The editors of the U.S. may not be able to swing the public in their train but they are influenced by the same things that influence the public, and sometimes react more swiftly. Lukewarmly debated in the election year of 1940, the issue of isolation-intervention came into its own this year.
The Twohey figures tell the story of typical editorial reactions. The events which sent interventionist sentiment up, sent isolationist sentiment down and vice versa. Whenever the President took a firm stand or a firm step, sentiment for intervention and more aid to Britain rose sharply. Whenever there was talk of the closeness of war or of other unpleasant things such as low Army morale, isolationist sentiment rose.
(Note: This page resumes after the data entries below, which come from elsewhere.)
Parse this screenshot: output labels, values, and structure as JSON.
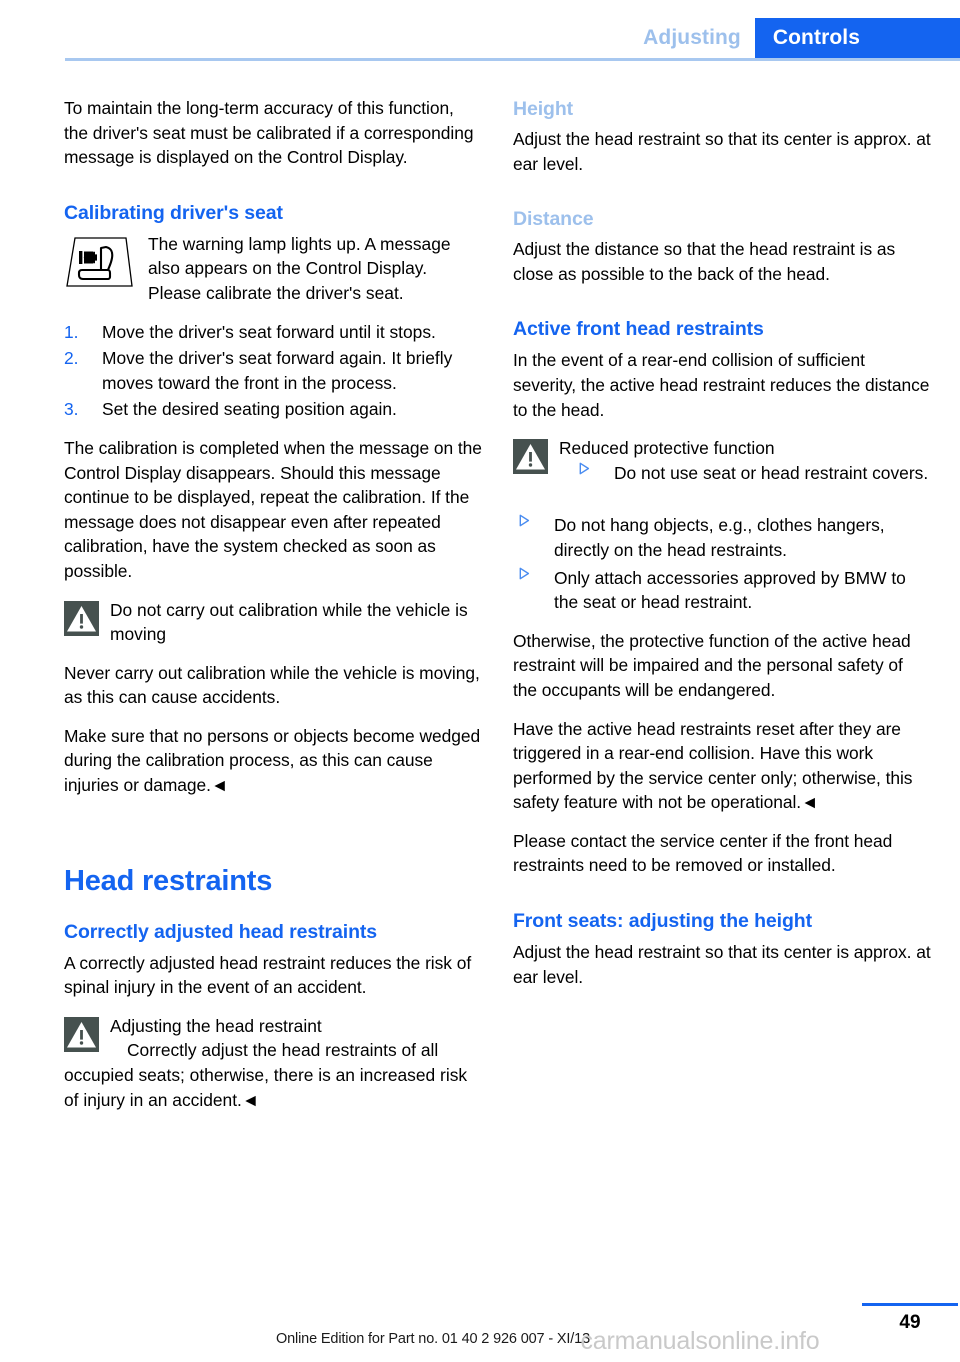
{
  "header": {
    "breadcrumb_inactive": "Adjusting",
    "breadcrumb_active": "Controls",
    "accent_blue": "#1464f0",
    "light_blue": "#9dc0ec"
  },
  "left_column": {
    "intro_paragraph": "To maintain the long-term accuracy of this function, the driver's seat must be calibrated if a corresponding message is displayed on the Control Display.",
    "calibrating_heading": "Calibrating driver's seat",
    "lamp_notice": "The warning lamp lights up. A message also appears on the Control Display. Please calibrate the driver's seat.",
    "steps": [
      {
        "num": "1.",
        "text": "Move the driver's seat forward until it stops."
      },
      {
        "num": "2.",
        "text": "Move the driver's seat forward again. It briefly moves toward the front in the process."
      },
      {
        "num": "3.",
        "text": "Set the desired seating position again."
      }
    ],
    "calibration_result": "The calibration is completed when the message on the Control Display disappears. Should this message continue to be displayed, repeat the calibration. If the message does not disappear even after repeated calibration, have the system checked as soon as possible.",
    "warning_1": {
      "title": "Do not carry out calibration while the vehicle is moving",
      "body_1": "Never carry out calibration while the vehicle is moving, as this can cause accidents.",
      "body_2": "Make sure that no persons or objects become wedged during the calibration process, as this can cause injuries or damage.◄"
    },
    "head_restraints_heading": "Head restraints",
    "correctly_adjusted_heading": "Correctly adjusted head restraints",
    "correctly_adjusted_body": "A correctly adjusted head restraint reduces the risk of spinal injury in the event of an accident.",
    "warning_2": {
      "title": "Adjusting the head restraint",
      "body": "Correctly adjust the head restraints of all occupied seats; otherwise, there is an increased risk of injury in an accident.◄"
    }
  },
  "right_column": {
    "height_heading": "Height",
    "height_body": "Adjust the head restraint so that its center is approx. at ear level.",
    "distance_heading": "Distance",
    "distance_body": "Adjust the distance so that the head restraint is as close as possible to the back of the head.",
    "active_heading": "Active front head restraints",
    "active_body": "In the event of a rear-end collision of sufficient severity, the active head restraint reduces the distance to the head.",
    "warning_3": {
      "title": "Reduced protective function",
      "bullets_indented": [
        "Do not use seat or head restraint covers."
      ],
      "bullets": [
        "Do not hang objects, e.g., clothes hangers, directly on the head restraints.",
        "Only attach accessories approved by BMW to the seat or head restraint."
      ],
      "body_1": "Otherwise, the protective function of the active head restraint will be impaired and the personal safety of the occupants will be endangered.",
      "body_2": "Have the active head restraints reset after they are triggered in a rear-end collision. Have this work performed by the service center only; otherwise, this safety feature with not be operational.◄"
    },
    "service_note": "Please contact the service center if the front head restraints need to be removed or installed.",
    "front_seats_heading": "Front seats: adjusting the height",
    "front_seats_body": "Adjust the head restraint so that its center is approx. at ear level."
  },
  "footer": {
    "page_number": "49",
    "online_edition": "Online Edition for Part no. 01 40 2 926 007 - XI/13",
    "watermark": "carmanualsonline.info"
  }
}
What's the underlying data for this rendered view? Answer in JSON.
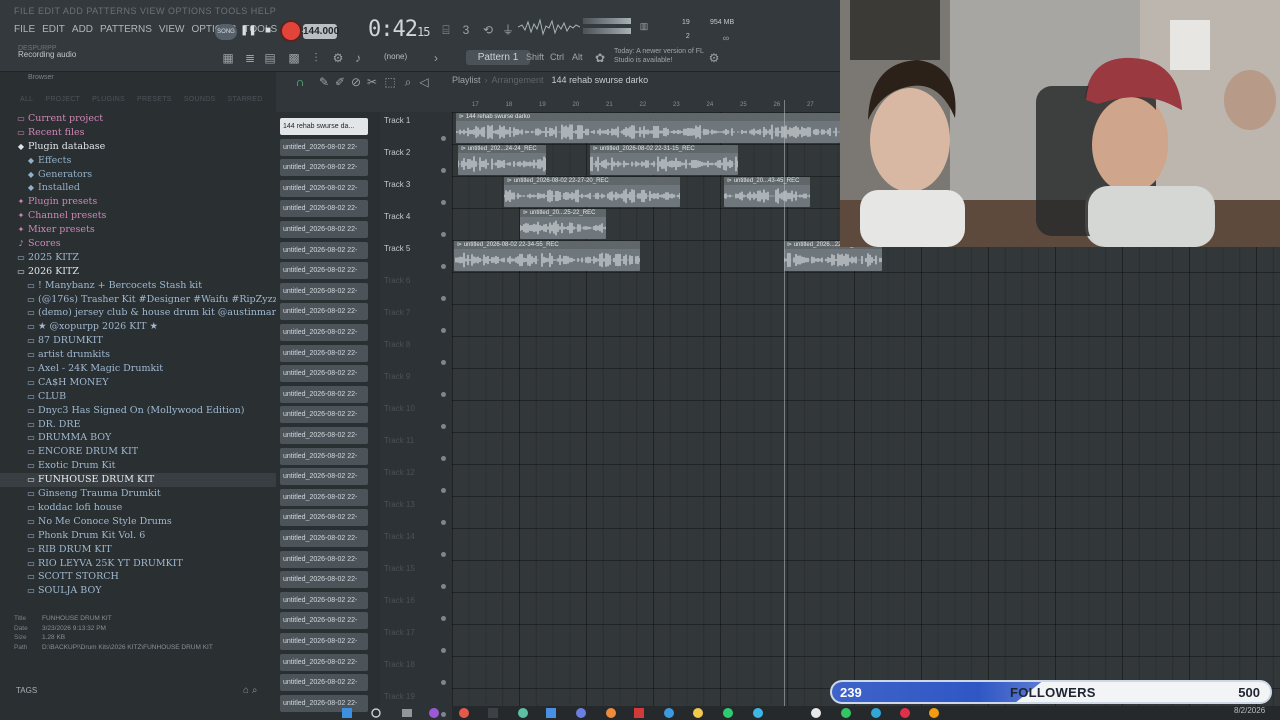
{
  "menu": [
    "FILE",
    "EDIT",
    "ADD",
    "PATTERNS",
    "VIEW",
    "OPTIONS",
    "TOOLS",
    "HELP"
  ],
  "ghost_menu": "FILE EDIT ADD PATTERNS VIEW OPTIONS TOOLS HELP",
  "song_badge": "SONG",
  "tempo": "144.000",
  "time_main": "0:42",
  "time_sub": "15",
  "cpu": {
    "top": "19",
    "bottom": "2"
  },
  "mem": "954 MB",
  "hint": {
    "faint": "DESPURPP",
    "main": "Recording audio"
  },
  "pattern_label": "Pattern 1",
  "none_select": "(none)",
  "keys": [
    "Shift",
    "Ctrl",
    "Alt"
  ],
  "news": "Today: A newer version of FL Studio is available!",
  "browser": {
    "header": "Browser",
    "tabs": [
      "ALL",
      "PROJECT",
      "PLUGINS",
      "PRESETS",
      "SOUNDS",
      "STARRED"
    ],
    "items": [
      {
        "label": "Current project",
        "style": "pink",
        "icon": "folder",
        "indent": 0
      },
      {
        "label": "Recent files",
        "style": "pink",
        "icon": "folder",
        "indent": 0
      },
      {
        "label": "Plugin database",
        "style": "white",
        "icon": "plug",
        "indent": 0
      },
      {
        "label": "Effects",
        "style": "lightblue",
        "icon": "plug",
        "indent": 1
      },
      {
        "label": "Generators",
        "style": "lightblue",
        "icon": "plug",
        "indent": 1
      },
      {
        "label": "Installed",
        "style": "lightblue",
        "icon": "plug",
        "indent": 1
      },
      {
        "label": "Plugin presets",
        "style": "pink",
        "icon": "star",
        "indent": 0
      },
      {
        "label": "Channel presets",
        "style": "pink",
        "icon": "star",
        "indent": 0
      },
      {
        "label": "Mixer presets",
        "style": "pink",
        "icon": "star",
        "indent": 0
      },
      {
        "label": "Scores",
        "style": "pink",
        "icon": "note",
        "indent": 0
      },
      {
        "label": "2025 KITZ",
        "style": "blue",
        "icon": "folder",
        "indent": 0
      },
      {
        "label": "2026 KITZ",
        "style": "white",
        "icon": "folder-open",
        "indent": 0
      },
      {
        "label": "! Manybanz + Bercocets Stash kit",
        "style": "blue",
        "icon": "folder",
        "indent": 1
      },
      {
        "label": "(@176s) Trasher Kit #Designer #Waifu #RipZyzz",
        "style": "blue",
        "icon": "folder",
        "indent": 1
      },
      {
        "label": "(demo) jersey club & house drum kit @austinmarc",
        "style": "blue",
        "icon": "folder",
        "indent": 1
      },
      {
        "label": "★ @xopurpp 2026 KIT ★",
        "style": "blue",
        "icon": "folder",
        "indent": 1
      },
      {
        "label": "87 DRUMKIT",
        "style": "blue",
        "icon": "folder",
        "indent": 1
      },
      {
        "label": "artist drumkits",
        "style": "blue",
        "icon": "folder",
        "indent": 1
      },
      {
        "label": "Axel - 24K Magic Drumkit",
        "style": "blue",
        "icon": "folder",
        "indent": 1
      },
      {
        "label": "CA$H MONEY",
        "style": "blue",
        "icon": "folder",
        "indent": 1
      },
      {
        "label": "CLUB",
        "style": "blue",
        "icon": "folder",
        "indent": 1
      },
      {
        "label": "Dnyc3 Has Signed On (Mollywood Edition)",
        "style": "blue",
        "icon": "folder",
        "indent": 1
      },
      {
        "label": "DR. DRE",
        "style": "blue",
        "icon": "folder",
        "indent": 1
      },
      {
        "label": "DRUMMA BOY",
        "style": "blue",
        "icon": "folder",
        "indent": 1
      },
      {
        "label": "ENCORE DRUM KIT",
        "style": "blue",
        "icon": "folder",
        "indent": 1
      },
      {
        "label": "Exotic Drum Kit",
        "style": "blue",
        "icon": "folder",
        "indent": 1
      },
      {
        "label": "FUNHOUSE DRUM KIT",
        "style": "highlight",
        "icon": "folder",
        "indent": 1
      },
      {
        "label": "Ginseng Trauma Drumkit",
        "style": "blue",
        "icon": "folder",
        "indent": 1
      },
      {
        "label": "koddac lofi house",
        "style": "blue",
        "icon": "folder",
        "indent": 1
      },
      {
        "label": "No Me Conoce Style Drums",
        "style": "blue",
        "icon": "folder",
        "indent": 1
      },
      {
        "label": "Phonk Drum Kit Vol. 6",
        "style": "blue",
        "icon": "folder",
        "indent": 1
      },
      {
        "label": "RIB DRUM KIT",
        "style": "blue",
        "icon": "folder",
        "indent": 1
      },
      {
        "label": "RIO LEYVA 25K YT DRUMKIT",
        "style": "blue",
        "icon": "folder",
        "indent": 1
      },
      {
        "label": "SCOTT STORCH",
        "style": "blue",
        "icon": "folder",
        "indent": 1
      },
      {
        "label": "SOULJA BOY",
        "style": "blue",
        "icon": "folder",
        "indent": 1
      }
    ],
    "file_info": {
      "title_key": "Title",
      "title": "FUNHOUSE DRUM KIT",
      "date_key": "Date",
      "date": "3/23/2026 9:13:32 PM",
      "size_key": "Size",
      "size": "1.28 KB",
      "path_key": "Path",
      "path": "D:\\BACKUP!\\Drum Kits\\2026 KITZ\\FUNHOUSE DRUM KIT"
    },
    "tags_label": "TAGS"
  },
  "playlist": {
    "title": "Playlist",
    "arrangement": "Arrangement",
    "song": "144 rehab swurse darko",
    "ruler": [
      "17",
      "18",
      "19",
      "20",
      "21",
      "22",
      "23",
      "24",
      "25",
      "26",
      "27"
    ],
    "patterns": [
      "144 rehab swurse da...",
      "untitled_2026-08-02 22-",
      "untitled_2026-08-02 22-",
      "untitled_2026-08-02 22-",
      "untitled_2026-08-02 22-",
      "untitled_2026-08-02 22-",
      "untitled_2026-08-02 22-",
      "untitled_2026-08-02 22-",
      "untitled_2026-08-02 22-",
      "untitled_2026-08-02 22-",
      "untitled_2026-08-02 22-",
      "untitled_2026-08-02 22-",
      "untitled_2026-08-02 22-",
      "untitled_2026-08-02 22-",
      "untitled_2026-08-02 22-",
      "untitled_2026-08-02 22-",
      "untitled_2026-08-02 22-",
      "untitled_2026-08-02 22-",
      "untitled_2026-08-02 22-",
      "untitled_2026-08-02 22-",
      "untitled_2026-08-02 22-",
      "untitled_2026-08-02 22-",
      "untitled_2026-08-02 22-",
      "untitled_2026-08-02 22-",
      "untitled_2026-08-02 22-",
      "untitled_2026-08-02 22-",
      "untitled_2026-08-02 22-",
      "untitled_2026-08-02 22-",
      "untitled_2026-08-02 22-"
    ],
    "tracks": [
      "Track 1",
      "Track 2",
      "Track 3",
      "Track 4",
      "Track 5",
      "Track 6",
      "Track 7",
      "Track 8",
      "Track 9",
      "Track 10",
      "Track 11",
      "Track 12",
      "Track 13",
      "Track 14",
      "Track 15",
      "Track 16",
      "Track 17",
      "Track 18",
      "Track 19"
    ],
    "clips": [
      {
        "label": "144 rehab swurse darko",
        "track": 1
      },
      {
        "label": "untitled_202...24-24_REC",
        "track": 2
      },
      {
        "label": "untitled_2026-08-02 22-31-15_REC",
        "track": 2
      },
      {
        "label": "untitled_2026-08-02 22-27-20_REC",
        "track": 3
      },
      {
        "label": "untitled_20...43-45_REC",
        "track": 3
      },
      {
        "label": "untitled_20...25-22_REC",
        "track": 4
      },
      {
        "label": "untitled_2026-08-02 22-34-55_REC",
        "track": 5
      },
      {
        "label": "untitled_2026...22-34_REC",
        "track": 5
      }
    ]
  },
  "followers": {
    "current": "239",
    "label": "FOLLOWERS",
    "goal": "500",
    "progress": 0.478
  },
  "date": "8/2/2026"
}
The pattern is clear enough: editors, like most other Americans, want to see Hitler beaten but they don't like to think about the hardships of going to war. Curiously, from late May to early July--when the President shifted emphasis from aid-to-Britain to hemisphere defense--the press on both sides practically dropped the main issue.
Interventionist sentiment reached a record high (84%) in September after the Navy was ordered to shoot. The important questions now are 1) whether debate over the dangers of arming merchant ships and modifying the Neutrality Act will set back interventionist sentiment as debate over the Lend-Lease bill did last February; 2) whether news from Russia will aggravate or offset the decline.